Cybersecurity: Revisit Your Procurement Strategies

A recent Bryan Cave memo discusses actions companies can take to prepare for cybersecurity incidents and to limit their risks.  One of those suggested actions involves revisiting company procurement strategies. This excerpt explains:

Many data breaches suffered by organizations do not actually happen on their own systems, but on those of their service providers (g., a third party central HRIS system). Nevertheless, the reporting obligations and primary liability generally run to the organization rather than the service provider. Thus, protection of data means more than hardening company servers, endpoints and other assets, and training employees.

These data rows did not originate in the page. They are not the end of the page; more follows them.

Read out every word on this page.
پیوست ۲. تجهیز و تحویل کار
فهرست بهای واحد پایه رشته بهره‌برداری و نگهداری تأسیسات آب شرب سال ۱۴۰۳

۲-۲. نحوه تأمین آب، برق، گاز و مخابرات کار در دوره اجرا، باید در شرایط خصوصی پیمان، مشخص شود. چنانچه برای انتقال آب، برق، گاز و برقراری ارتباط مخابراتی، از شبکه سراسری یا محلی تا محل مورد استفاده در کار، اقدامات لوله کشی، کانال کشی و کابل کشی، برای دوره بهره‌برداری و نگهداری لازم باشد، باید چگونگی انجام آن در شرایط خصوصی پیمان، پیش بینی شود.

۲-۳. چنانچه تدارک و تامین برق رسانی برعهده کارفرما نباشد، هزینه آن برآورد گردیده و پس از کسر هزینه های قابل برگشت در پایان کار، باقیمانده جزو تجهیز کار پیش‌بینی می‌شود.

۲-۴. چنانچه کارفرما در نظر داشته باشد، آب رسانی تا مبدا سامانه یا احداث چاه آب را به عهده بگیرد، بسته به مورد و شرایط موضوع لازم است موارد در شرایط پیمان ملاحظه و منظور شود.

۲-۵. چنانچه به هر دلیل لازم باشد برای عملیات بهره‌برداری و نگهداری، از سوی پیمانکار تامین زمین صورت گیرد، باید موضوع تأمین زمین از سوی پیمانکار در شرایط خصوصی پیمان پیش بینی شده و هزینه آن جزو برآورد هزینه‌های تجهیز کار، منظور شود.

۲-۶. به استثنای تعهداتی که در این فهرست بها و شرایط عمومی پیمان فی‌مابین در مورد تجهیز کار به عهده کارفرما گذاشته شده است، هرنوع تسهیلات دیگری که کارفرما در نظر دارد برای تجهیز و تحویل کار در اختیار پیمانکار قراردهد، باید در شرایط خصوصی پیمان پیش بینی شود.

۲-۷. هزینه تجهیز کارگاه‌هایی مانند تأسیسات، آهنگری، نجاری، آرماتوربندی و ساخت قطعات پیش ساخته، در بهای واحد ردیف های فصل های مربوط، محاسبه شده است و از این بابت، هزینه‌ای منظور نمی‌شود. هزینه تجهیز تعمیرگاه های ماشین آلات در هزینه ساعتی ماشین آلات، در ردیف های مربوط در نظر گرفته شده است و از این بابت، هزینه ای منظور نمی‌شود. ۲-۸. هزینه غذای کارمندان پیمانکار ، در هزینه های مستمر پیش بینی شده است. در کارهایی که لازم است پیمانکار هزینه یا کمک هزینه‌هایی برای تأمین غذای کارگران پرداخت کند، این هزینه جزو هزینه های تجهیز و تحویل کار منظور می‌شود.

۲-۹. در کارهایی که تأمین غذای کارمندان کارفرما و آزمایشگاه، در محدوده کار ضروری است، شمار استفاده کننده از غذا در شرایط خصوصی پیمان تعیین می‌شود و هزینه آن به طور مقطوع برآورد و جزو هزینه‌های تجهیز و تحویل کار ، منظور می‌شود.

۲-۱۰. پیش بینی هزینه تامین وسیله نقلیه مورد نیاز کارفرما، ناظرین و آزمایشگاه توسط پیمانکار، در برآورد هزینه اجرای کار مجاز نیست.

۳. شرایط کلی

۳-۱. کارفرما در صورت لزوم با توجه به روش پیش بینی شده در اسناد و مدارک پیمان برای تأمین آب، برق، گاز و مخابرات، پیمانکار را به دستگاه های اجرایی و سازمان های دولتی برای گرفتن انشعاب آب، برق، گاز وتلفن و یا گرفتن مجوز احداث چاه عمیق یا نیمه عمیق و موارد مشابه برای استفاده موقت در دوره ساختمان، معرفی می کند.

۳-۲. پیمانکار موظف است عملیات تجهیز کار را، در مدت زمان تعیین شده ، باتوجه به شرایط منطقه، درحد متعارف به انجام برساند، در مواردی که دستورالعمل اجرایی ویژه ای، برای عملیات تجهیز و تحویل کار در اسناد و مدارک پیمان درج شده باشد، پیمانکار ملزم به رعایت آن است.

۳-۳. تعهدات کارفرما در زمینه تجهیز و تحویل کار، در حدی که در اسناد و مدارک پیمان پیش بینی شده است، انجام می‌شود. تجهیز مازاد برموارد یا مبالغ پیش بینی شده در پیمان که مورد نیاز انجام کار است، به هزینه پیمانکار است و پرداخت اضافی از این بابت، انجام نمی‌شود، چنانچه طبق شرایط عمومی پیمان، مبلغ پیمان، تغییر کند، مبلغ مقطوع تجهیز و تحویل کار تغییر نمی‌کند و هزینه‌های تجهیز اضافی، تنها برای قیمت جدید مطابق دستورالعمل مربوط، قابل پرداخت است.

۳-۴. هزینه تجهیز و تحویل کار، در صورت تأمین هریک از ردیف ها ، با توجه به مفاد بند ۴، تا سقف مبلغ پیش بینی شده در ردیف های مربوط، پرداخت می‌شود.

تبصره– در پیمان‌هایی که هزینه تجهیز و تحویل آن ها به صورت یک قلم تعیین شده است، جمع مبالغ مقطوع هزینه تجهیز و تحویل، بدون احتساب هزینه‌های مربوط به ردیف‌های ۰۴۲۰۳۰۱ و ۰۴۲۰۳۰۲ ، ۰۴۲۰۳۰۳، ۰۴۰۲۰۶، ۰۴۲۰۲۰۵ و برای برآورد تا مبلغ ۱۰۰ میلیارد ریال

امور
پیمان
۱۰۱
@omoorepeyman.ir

As important, if not more, is the development of a procurement strategy that ensures: (i) that the company is protected contractually, through indemnification and other risk-shifting provisions, in the event of a breach; (ii) that the company has received sufficient assurances through actionable representations and warranties concerning the service provider’s security standards and protection of the company’s sensitive data; and (iii) that the company has a meaningful audit strategy for key vendors. Indeed, an inventory of key vendors ranked by risk and an audit strategy for those vendors is one of the more valuable (and rare) mitigation strategies.

Other recommended actions include mapping breach reporting requirements, revisiting insurance coverages (including D&O) and using resources available from insurers to harden systems & controls, and enhancing overall compliance efforts.